Treasury's Paulson is 'The Hammer' behind the bailout

ByABC News
September 22, 2008, 10:18 PM

— -- Treasury Secretary Henry Paulson is accustomed to making big changes in a hurry.

When he was named chief operating officer of Goldman Sachs in 1994, he had to relocate to Manhattan from Chicago, where the salesman and executive known as "The Hammer" had risen rapidly through the ranks producing new clients for the investment bank.

Within days, his wife, Wendy, had looked at dozens of apartments and narrowed the list to two. Paulson, cellphone pressed to his ear, spent about five minutes apiece striding through the units, signaled his preference, then immediately winged off on an international business trip.

Tuesday, Paulson is spearheading an unprecedented global change as the Bush administration point man for the proposed $700 billion bailout of the U.S. financial industry as the economy reels from the credit crisis sparked by the national real estate slump and spiraling mortgage failure rates.
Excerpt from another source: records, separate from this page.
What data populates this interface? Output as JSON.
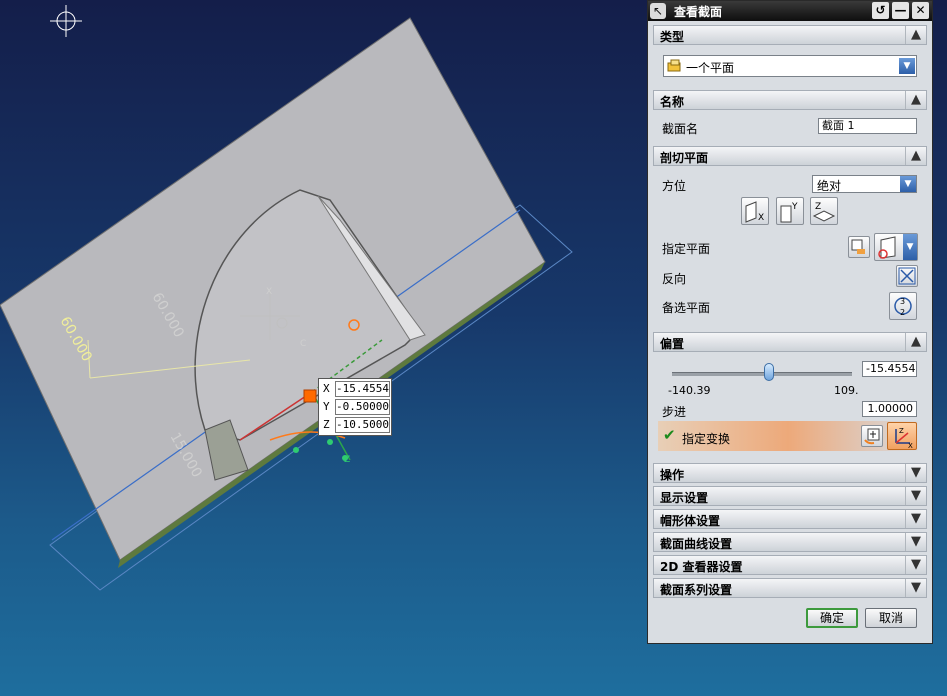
{
  "viewport": {
    "dimensions": [
      "60.000",
      "60.000",
      "15.000"
    ],
    "axis_labels": {
      "x": "X",
      "c": "C",
      "z": "Z"
    },
    "coords": {
      "x_label": "X",
      "x_value": "-15.45542",
      "y_label": "Y",
      "y_value": "-0.50000",
      "z_label": "Z",
      "z_value": "-10.50000"
    }
  },
  "dialog": {
    "title": "查看截面",
    "controls": {
      "reset": "↺",
      "minimize": "—",
      "close": "✕"
    },
    "sections": {
      "type": {
        "title": "类型",
        "value": "一个平面"
      },
      "name": {
        "title": "名称",
        "label": "截面名",
        "value": "截面 1"
      },
      "cut_plane": {
        "title": "剖切平面",
        "orientation_label": "方位",
        "orientation_value": "绝对",
        "plane_buttons": [
          "X",
          "Y",
          "Z"
        ],
        "specify_plane": "指定平面",
        "reverse": "反向",
        "alternate_plane": "备选平面"
      },
      "offset": {
        "title": "偏置",
        "value": "-15.45542",
        "min": "-140.39",
        "max": "109.",
        "slider_fraction": 0.54,
        "step_label": "步进",
        "step_value": "1.00000",
        "transform_label": "指定变换"
      },
      "collapsed": [
        "操作",
        "显示设置",
        "帽形体设置",
        "截面曲线设置",
        "2D 查看器设置",
        "截面系列设置"
      ]
    },
    "buttons": {
      "ok": "确定",
      "cancel": "取消"
    }
  }
}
He's scheduled to testify about the plan at a Senate Banking Committee hearing Tuesday.

The plan, crafted with Fed Chairman Ben Bernanke, an academic, softer-spoken Sundance Kid to Paulson's dealmaking Butch Cassidy, has brought him rock-star-like praise, along with mounting questions for the virtually unchecked power over the bailout fund penciled in for the Treasury secretary and his successors.
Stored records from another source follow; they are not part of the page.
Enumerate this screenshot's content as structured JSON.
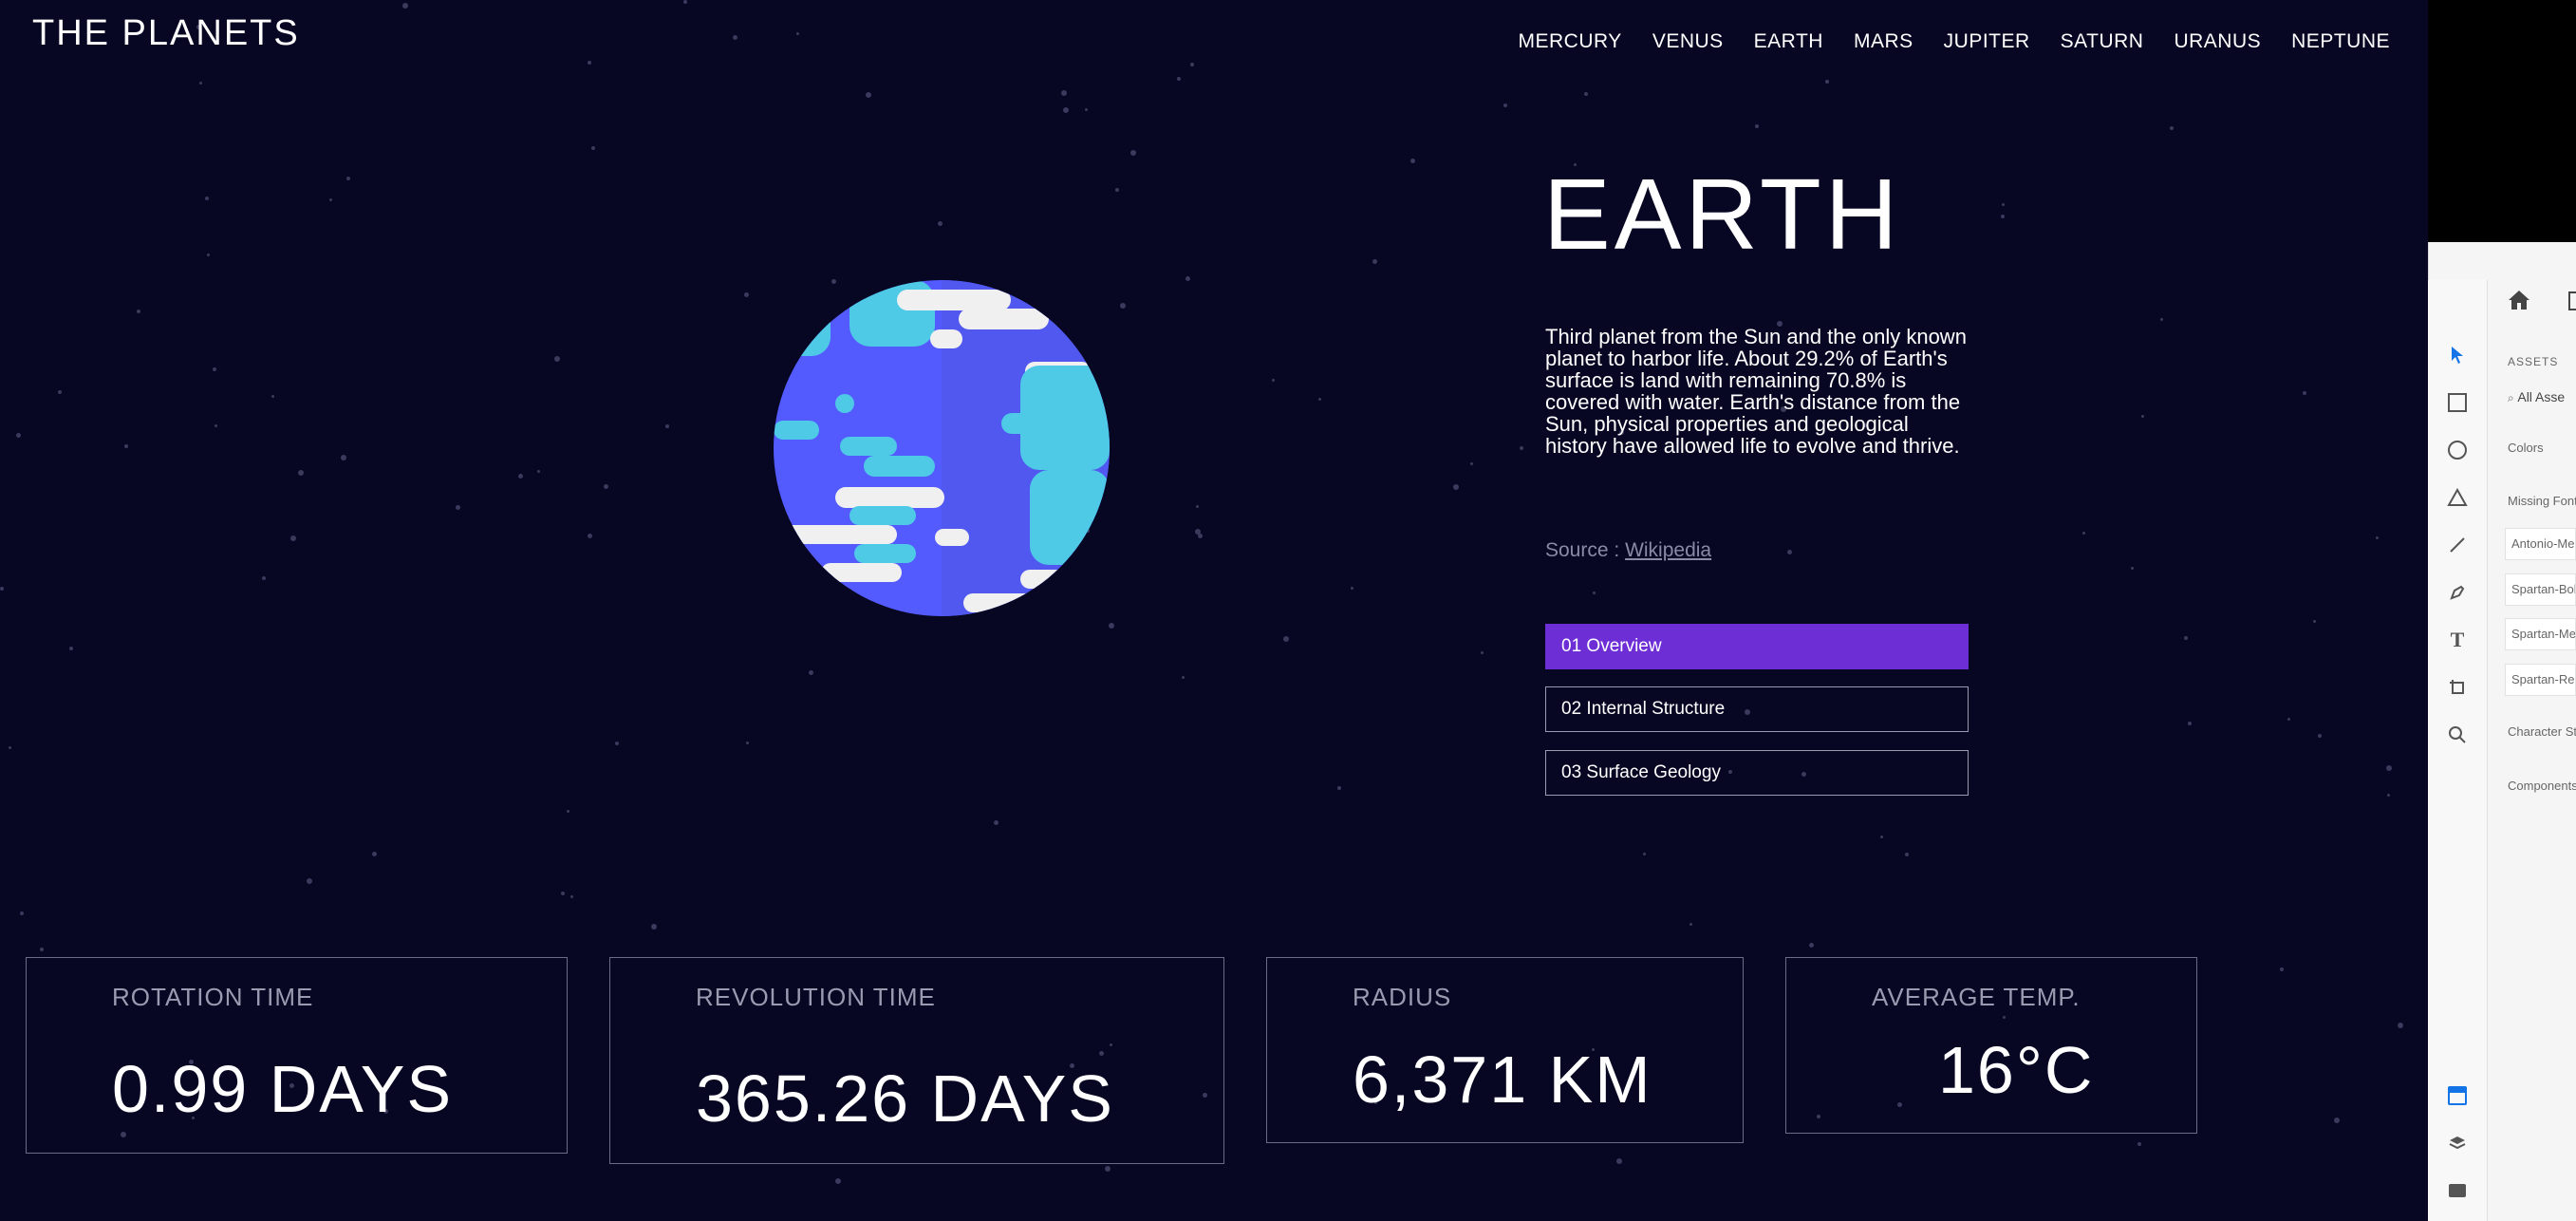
{
  "app": {
    "logo": "THE PLANETS",
    "nav": [
      "MERCURY",
      "VENUS",
      "EARTH",
      "MARS",
      "JUPITER",
      "SATURN",
      "URANUS",
      "NEPTUNE"
    ]
  },
  "planet": {
    "name": "EARTH",
    "description": "Third planet from the Sun and the only known planet to harbor life. About 29.2% of Earth's surface is land with remaining 70.8% is covered with water. Earth's distance from the Sun, physical properties and geological history have allowed life to evolve and thrive.",
    "source_label": "Source :",
    "source_link": "Wikipedia"
  },
  "tabs": [
    {
      "label": "01 Overview",
      "active": true
    },
    {
      "label": "02 Internal Structure",
      "active": false
    },
    {
      "label": "03 Surface Geology",
      "active": false
    }
  ],
  "stats": [
    {
      "label": "ROTATION TIME",
      "value": "0.99 DAYS"
    },
    {
      "label": "REVOLUTION TIME",
      "value": "365.26 DAYS"
    },
    {
      "label": "RADIUS",
      "value": "6,371 KM"
    },
    {
      "label": "AVERAGE TEMP.",
      "value": "16°C"
    }
  ],
  "assets_panel": {
    "heading": "ASSETS",
    "search_placeholder": "All Asse",
    "colors": "Colors",
    "missing_fonts": "Missing Font",
    "fonts": [
      "Antonio-Me",
      "Spartan-Bol",
      "Spartan-Me",
      "Spartan-Reg"
    ],
    "character_styles": "Character Sty",
    "components": "Components"
  },
  "colors": {
    "background": "#070724",
    "accent": "#6d2ed5",
    "earth_blue": "#545bfe",
    "earth_cyan": "#4ec9e6"
  }
}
To hear those who know him tell it, there's no one more suited for the job.

"He's very tenacious," says Peter Fahey, a friend and retired Goldman Sachs partner who has known Paulson from their undergrad days at Dartmouth.

Fahey, noting that Paulson won All-East football honors as an offensive tackle despite an estimated 195-pound frame considered small for the position, cites one key to his friend's success on the gridiron and in professional life: "He does not take no for an answer."

The nation hasn't faced such high financial stakes since the Great Depression after the 1929 stock market crash.

In recent weeks, Lehman Bros. collapsed in bankruptcy. The government bailed out Fannie Mae, Freddie Mac and insurance giant AIG. Bear Stearns and Merrill Lynch were forced into abrupt sales. And credit markets remained all but paralyzed until last week's announcement of the bailout plan seemed to at least temporarily calm the chaos.